Nama Lulu Tobing kini tengah menjadi sorotan, usai tersiar kabar Lulu Tobing gugat cerai Bani Maulana suaminya yang merupakan seorang pengusaha.
Lulu Luciana Tobing atau yang lebih akrab dikenal sebagai Lulu Tobing, merupakan seorang aktris yang sering terlihat wara-wiri di sinetron dan film Indonesia.
Berdasarkan biodata Lulu Tobing, ia lahir di Cilacap, Jawa Tengah, 21 November 1977.
Wanita 43 tahun itu merupakan anak dari pasangan Basaruli Tobing dan Annie Rosniar.
Baca juga: Biodata Jonathan Frizzy, Aktor yang Dikabarkan Gugat Cerai Dhena Devanka
Di awal kariernya, Lulu Tobing berhasil menjadi pemenang dalam ajang pencarian bakat Gadis Sampul pada tahun 1992.
Berkat kemenangannya tersebut, nama Lulu Tobing pun kemudian mulai dikenal luas.
Tawaran demi tawaran pekerjaan di dunia hiburan berdatangan silih berganti kepadanya.
Tercatat dalam profil Lulu Tobing, ia pernah menjadi bintang iklan untuk merek pasta gigi Close Up hingga menjadi bintang sinetron.

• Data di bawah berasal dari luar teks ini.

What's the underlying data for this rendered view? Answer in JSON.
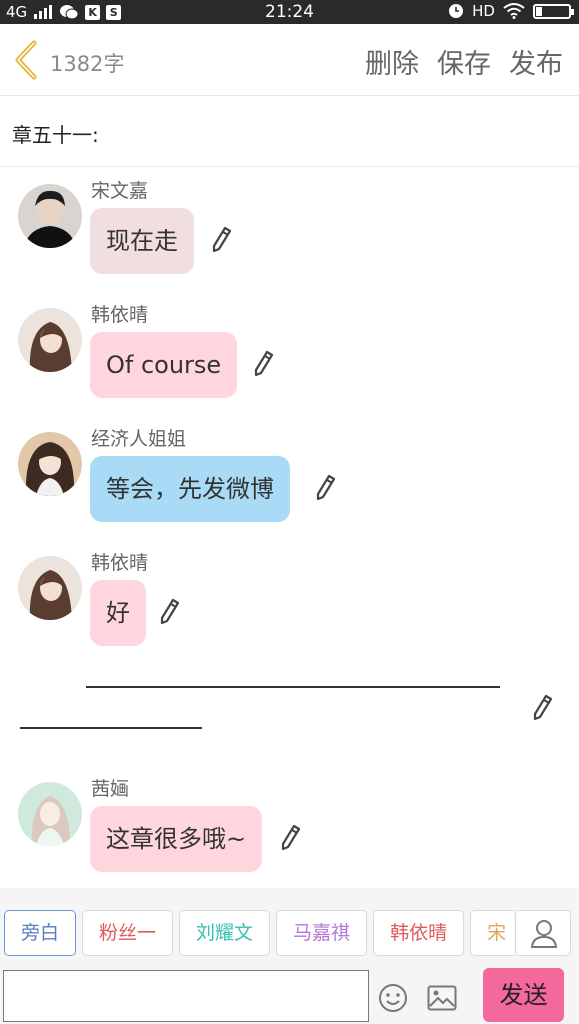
{
  "status_bar": {
    "network": "4G",
    "time": "21:24",
    "hd_label": "HD",
    "app_icons": [
      "wechat-icon",
      "k-app-icon",
      "s-app-icon"
    ]
  },
  "header": {
    "word_count": "1382字",
    "delete_label": "删除",
    "save_label": "保存",
    "publish_label": "发布"
  },
  "chapter": {
    "title": "章五十一:"
  },
  "messages": [
    {
      "name": "宋文嘉",
      "text": "现在走",
      "bubble_color": "#f1dfdf",
      "avatar": "avatar-songwenjia"
    },
    {
      "name": "韩依晴",
      "text": "Of course",
      "bubble_color": "#ffd6dd",
      "avatar": "avatar-hanyiqing"
    },
    {
      "name": "经济人姐姐",
      "text": "等会，先发微博",
      "bubble_color": "#a9dbf6",
      "avatar": "avatar-agent-sister"
    },
    {
      "name": "韩依晴",
      "text": "好",
      "bubble_color": "#ffd6dd",
      "avatar": "avatar-hanyiqing"
    },
    {
      "name": "茜婳",
      "text": "这章很多哦~",
      "bubble_color": "#ffd6dd",
      "avatar": "avatar-qianhua"
    }
  ],
  "characters": [
    {
      "label": "旁白",
      "color": "#5a7cc4"
    },
    {
      "label": "粉丝一",
      "color": "#e05b5b"
    },
    {
      "label": "刘耀文",
      "color": "#3bbfae"
    },
    {
      "label": "马嘉祺",
      "color": "#b476d8"
    },
    {
      "label": "韩依晴",
      "color": "#e05b5b"
    },
    {
      "label": "宋",
      "color": "#e0a75b"
    }
  ],
  "composer": {
    "input_value": "",
    "send_label": "发送"
  },
  "colors": {
    "accent": "#f4689c",
    "back_arrow": "#e8b53a"
  }
}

Kariernya semakin bersinar usai membintangi sinetron fenomenal yang berjudul Tersanjung, bersama Ari Wibowo, Jihan Fahira, Feby Febiola, dan beberapa artis ternama lainnya.
Baca juga: Jonathan Frizzy Cerai, Aib Dhena Devanka Dibongkar Sang Paman
Tak hanya itu, Lulu juga membintangi film 'Aku Ingin Menciummu Sekali Saja' pada tahun 2002.
Kendati demikian, Lulu Tobing lebih banyak terlihat wara-wiri di dalam dunia sinetron.
Bahkan ia sampai dijuluki sebagai ratu sinetron Indonesia.
Hal tersebut karena Lulu Tobing pernah membintangi lebih dari sepuluh judul sinetron.
Dalam biodata Lulu Tobing, ia diketahui pernah menikah dengan Danny Bimo Hendro Utomo, yang merupakan cucu mantan presiden Soeharto.